Com certeza. Eu penso, por exemplo, que o mercado de trabalho vai mudar e que a diferença entre o trabalho forçado e a atividade realizadora desaparecerá. Resta saber se essa renda incondicional deve ser usada para pagar coisas básicas e tirar as pessoas da pobreza ou para satisfazer as necessidades. Mas isso não é uma panaceia. A sua implementação deve ser acompanhada por uma política social abrangente destinada, por exemplo, à fixação dos preços dos aluguéis nas grandes cidades, por exemplo, em Paris. Porque, de fato, uma renda básica de mil euros não permite viver ali de forma decente. Ainda assim, permitiria àqueles que querem morar em cidades menos caras fazê-lo mais facilmente...
Como você justifica a abertura ampla e incondicional das fronteiras aos migrantes?

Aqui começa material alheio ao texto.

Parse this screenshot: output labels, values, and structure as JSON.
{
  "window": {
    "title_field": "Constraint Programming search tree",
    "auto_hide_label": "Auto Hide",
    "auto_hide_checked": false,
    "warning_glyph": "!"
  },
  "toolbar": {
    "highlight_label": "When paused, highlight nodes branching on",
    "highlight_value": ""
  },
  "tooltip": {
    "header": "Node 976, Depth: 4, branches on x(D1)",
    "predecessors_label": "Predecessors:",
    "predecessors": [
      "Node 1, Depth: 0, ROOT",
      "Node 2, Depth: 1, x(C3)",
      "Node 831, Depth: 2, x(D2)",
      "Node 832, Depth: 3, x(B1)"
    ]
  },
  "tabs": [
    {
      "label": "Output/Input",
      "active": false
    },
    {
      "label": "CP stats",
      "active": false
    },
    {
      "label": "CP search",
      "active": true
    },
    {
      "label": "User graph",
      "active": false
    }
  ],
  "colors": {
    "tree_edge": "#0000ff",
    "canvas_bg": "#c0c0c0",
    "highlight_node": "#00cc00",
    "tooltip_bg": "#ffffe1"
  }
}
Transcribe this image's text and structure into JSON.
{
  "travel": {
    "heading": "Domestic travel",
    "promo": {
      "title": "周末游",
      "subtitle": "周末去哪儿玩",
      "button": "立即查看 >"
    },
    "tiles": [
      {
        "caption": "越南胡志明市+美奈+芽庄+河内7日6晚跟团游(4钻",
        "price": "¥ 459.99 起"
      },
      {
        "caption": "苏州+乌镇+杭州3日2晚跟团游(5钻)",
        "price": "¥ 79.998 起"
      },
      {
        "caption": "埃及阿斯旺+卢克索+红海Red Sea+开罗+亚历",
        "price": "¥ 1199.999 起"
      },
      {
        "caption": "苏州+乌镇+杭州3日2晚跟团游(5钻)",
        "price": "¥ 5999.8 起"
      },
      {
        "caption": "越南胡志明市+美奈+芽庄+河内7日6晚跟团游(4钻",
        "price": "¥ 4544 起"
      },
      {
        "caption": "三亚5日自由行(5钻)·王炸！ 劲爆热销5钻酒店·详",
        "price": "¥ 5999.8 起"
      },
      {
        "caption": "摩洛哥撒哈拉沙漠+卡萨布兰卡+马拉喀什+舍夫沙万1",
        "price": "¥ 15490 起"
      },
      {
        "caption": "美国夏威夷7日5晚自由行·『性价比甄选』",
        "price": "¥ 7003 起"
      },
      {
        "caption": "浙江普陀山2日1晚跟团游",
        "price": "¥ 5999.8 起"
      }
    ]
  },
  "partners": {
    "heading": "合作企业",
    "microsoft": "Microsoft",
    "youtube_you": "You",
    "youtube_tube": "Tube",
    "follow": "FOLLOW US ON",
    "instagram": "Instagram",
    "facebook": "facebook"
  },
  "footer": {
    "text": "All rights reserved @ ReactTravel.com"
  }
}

A União Europeia está gastando milhões para afastar as pequenas embarcações do Mediterrâneo. Isso não freia o afluxo de candidatos à imigração, mas permite que os traficantes de seres humanos façam negócios e custe a vida de milhares de pessoas... O artigo 13 da Declaração dos Direitos Humanos não afirma que todos têm o direito de deixar o seu país? Em um século, talvez, nós vamos olhar para essas fronteiras da mesma maneira como nós olhamos hoje para a escravidão e o apartheid. Ainda de acordo com o Banco Mundial, se todos os países desenvolvidos permitissem a entrada de apenas mais 3% dos imigrantes, os pobres do mundo inteiro teriam 305 bilhões a mais à sua disposição. Isso corresponde a três vezes a soma total de todas as ajudas para o desenvolvimento!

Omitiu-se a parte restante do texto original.